Genderforschung bei Pflanzen

Eigentlich sind die meisten Landpflanzen zwittrig und müssten sich selbst befruchten. Damit wäre der Sinn von Sexualität, nämlich die Erzeugung von Vielfalt, stark geschmälert. In der Tat haben sich viele Tricks herausgebildet, wie Selbstbefruchtung unterbunden wird (oder nur zur Not, wenn es keinen Geschlechtspartner gibt) zugelassen wird. Hier gibt es eine für uns Menschen kaum vorstellbare Vielfalt - von Pflanzen, die ihr Geschlecht abhängig von der Tageszeit ändern (wie die Avocado), Pflanzen, die mehr als zwei Geschlechter kennen bis hin zu dem uns vertrauten Modell der Zweigeschlechtlichkeit.
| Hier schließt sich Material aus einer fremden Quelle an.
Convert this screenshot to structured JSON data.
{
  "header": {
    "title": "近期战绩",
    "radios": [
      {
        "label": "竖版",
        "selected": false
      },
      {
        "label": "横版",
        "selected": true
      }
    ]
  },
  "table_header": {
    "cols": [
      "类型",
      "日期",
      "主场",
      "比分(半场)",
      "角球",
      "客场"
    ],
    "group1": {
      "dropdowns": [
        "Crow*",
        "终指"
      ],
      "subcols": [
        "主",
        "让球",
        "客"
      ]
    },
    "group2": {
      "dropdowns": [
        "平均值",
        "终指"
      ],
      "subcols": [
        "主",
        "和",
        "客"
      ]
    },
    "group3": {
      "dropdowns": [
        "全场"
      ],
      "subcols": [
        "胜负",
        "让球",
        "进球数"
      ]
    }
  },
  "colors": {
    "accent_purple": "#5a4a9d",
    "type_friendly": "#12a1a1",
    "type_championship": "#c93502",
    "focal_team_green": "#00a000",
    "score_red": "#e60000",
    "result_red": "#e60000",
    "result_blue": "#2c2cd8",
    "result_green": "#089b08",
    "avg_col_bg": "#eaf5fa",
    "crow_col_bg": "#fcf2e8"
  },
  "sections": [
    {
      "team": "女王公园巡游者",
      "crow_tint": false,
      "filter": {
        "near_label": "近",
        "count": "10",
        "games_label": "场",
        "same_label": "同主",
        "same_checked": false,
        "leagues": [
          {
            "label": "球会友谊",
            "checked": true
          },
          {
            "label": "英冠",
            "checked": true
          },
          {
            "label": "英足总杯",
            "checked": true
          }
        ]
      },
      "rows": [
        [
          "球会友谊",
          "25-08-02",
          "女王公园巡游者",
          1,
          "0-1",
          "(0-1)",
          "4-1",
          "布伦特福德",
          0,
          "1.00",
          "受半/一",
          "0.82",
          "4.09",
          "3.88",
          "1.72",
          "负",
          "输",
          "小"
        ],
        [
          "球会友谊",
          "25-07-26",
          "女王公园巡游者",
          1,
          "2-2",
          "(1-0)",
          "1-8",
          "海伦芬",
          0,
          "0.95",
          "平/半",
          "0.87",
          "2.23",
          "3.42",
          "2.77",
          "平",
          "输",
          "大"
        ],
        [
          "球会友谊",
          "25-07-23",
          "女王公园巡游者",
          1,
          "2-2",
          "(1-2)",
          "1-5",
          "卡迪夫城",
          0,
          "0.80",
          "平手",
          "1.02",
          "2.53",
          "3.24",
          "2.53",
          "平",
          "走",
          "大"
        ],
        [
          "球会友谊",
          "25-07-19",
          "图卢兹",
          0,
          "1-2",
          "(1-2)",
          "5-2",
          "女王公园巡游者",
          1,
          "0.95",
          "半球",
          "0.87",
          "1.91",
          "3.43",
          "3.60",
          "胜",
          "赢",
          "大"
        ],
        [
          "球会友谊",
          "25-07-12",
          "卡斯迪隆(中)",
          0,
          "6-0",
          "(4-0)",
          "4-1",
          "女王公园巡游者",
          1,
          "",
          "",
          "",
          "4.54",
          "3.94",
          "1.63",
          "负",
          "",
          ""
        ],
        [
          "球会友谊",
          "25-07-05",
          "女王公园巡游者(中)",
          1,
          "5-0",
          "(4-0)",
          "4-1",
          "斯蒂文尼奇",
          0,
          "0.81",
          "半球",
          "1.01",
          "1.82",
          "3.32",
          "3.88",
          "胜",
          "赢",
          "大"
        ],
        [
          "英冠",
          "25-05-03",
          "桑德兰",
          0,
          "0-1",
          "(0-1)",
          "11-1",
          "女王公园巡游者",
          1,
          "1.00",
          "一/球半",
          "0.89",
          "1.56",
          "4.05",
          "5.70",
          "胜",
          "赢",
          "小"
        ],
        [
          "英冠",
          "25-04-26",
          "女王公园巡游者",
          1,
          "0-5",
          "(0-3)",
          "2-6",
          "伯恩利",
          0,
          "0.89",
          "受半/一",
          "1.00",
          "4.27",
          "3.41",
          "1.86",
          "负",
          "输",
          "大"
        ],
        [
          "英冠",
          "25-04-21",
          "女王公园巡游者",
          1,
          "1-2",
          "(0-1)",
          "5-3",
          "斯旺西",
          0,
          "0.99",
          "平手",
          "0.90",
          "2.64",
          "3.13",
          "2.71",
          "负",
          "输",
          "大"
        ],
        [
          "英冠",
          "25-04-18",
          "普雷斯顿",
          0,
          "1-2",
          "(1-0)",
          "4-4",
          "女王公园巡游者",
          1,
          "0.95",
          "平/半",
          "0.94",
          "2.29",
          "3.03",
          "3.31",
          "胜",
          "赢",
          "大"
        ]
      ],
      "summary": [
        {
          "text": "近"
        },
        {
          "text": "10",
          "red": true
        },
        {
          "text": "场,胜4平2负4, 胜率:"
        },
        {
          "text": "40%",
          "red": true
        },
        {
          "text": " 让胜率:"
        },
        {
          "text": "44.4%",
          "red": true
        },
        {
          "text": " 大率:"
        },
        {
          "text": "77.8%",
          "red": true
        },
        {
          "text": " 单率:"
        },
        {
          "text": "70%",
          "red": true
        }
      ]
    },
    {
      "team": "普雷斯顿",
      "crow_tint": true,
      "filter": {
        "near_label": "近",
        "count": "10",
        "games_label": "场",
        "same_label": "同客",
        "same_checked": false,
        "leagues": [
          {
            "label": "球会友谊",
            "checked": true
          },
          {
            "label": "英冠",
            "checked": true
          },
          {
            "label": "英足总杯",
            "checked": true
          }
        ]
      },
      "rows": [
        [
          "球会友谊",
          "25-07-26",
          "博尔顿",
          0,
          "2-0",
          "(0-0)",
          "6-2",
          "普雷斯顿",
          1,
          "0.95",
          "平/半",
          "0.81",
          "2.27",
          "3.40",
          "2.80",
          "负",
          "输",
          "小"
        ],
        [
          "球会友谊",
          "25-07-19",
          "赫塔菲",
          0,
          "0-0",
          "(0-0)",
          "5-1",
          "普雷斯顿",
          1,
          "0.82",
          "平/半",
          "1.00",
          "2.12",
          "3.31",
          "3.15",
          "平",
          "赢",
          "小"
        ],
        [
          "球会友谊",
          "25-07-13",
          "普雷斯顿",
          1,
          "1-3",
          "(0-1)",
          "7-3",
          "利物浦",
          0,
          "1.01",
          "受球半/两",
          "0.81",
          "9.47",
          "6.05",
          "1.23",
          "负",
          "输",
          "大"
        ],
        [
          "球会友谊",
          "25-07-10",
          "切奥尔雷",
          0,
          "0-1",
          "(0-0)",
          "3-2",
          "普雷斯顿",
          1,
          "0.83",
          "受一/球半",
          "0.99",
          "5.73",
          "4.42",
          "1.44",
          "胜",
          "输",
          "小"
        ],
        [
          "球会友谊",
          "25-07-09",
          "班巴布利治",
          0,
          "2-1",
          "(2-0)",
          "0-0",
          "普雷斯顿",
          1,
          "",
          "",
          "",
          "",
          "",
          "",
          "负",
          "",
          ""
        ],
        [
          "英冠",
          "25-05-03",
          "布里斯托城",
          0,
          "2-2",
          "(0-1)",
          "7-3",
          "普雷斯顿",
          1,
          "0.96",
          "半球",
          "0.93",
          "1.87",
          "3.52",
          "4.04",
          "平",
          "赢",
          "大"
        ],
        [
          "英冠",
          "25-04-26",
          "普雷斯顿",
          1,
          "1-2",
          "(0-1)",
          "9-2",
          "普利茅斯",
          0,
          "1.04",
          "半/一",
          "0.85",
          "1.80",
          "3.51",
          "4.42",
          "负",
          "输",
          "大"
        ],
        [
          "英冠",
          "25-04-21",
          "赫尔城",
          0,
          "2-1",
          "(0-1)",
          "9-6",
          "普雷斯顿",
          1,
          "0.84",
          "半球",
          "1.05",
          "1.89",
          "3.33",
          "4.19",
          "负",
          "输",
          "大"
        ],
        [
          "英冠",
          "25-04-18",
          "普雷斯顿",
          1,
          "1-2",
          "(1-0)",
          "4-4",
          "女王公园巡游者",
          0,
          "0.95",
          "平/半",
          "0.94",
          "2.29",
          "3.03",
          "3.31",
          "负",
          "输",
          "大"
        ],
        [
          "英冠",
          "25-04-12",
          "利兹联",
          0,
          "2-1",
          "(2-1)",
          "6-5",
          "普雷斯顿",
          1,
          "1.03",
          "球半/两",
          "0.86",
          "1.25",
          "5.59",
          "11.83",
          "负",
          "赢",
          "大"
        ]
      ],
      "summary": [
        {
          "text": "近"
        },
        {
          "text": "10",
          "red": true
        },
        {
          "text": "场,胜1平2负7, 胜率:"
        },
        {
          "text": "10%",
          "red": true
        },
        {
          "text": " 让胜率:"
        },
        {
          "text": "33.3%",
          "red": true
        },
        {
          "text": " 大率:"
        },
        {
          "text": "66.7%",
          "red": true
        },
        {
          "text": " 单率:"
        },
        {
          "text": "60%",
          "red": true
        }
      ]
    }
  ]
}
Dies scheint aber eher eine Ausnahme denn die Regel zu sein. Dies hat durchaus auch handfeste Auswirkungen - beispielsweise wäre es hilfreich, wenn man beim Ginkgobaum schon im Sämlingsstadium erkennen könnte, ob der Baum weiblich oder männlich ist. Die weiblichen Bäume werfen nämlich nach ranziger Butter "duftende" Samenanlagen ab, die gerade in Städten nicht gerade auf Gegenliebe stoßen. Hier ist es uns gelungen, einen Sextest für Ginkgo zu entwickeln, mit dem man schon in Sämlingen über eine PCR feststellen kann, ob der Baum männlich oder weiblich ist.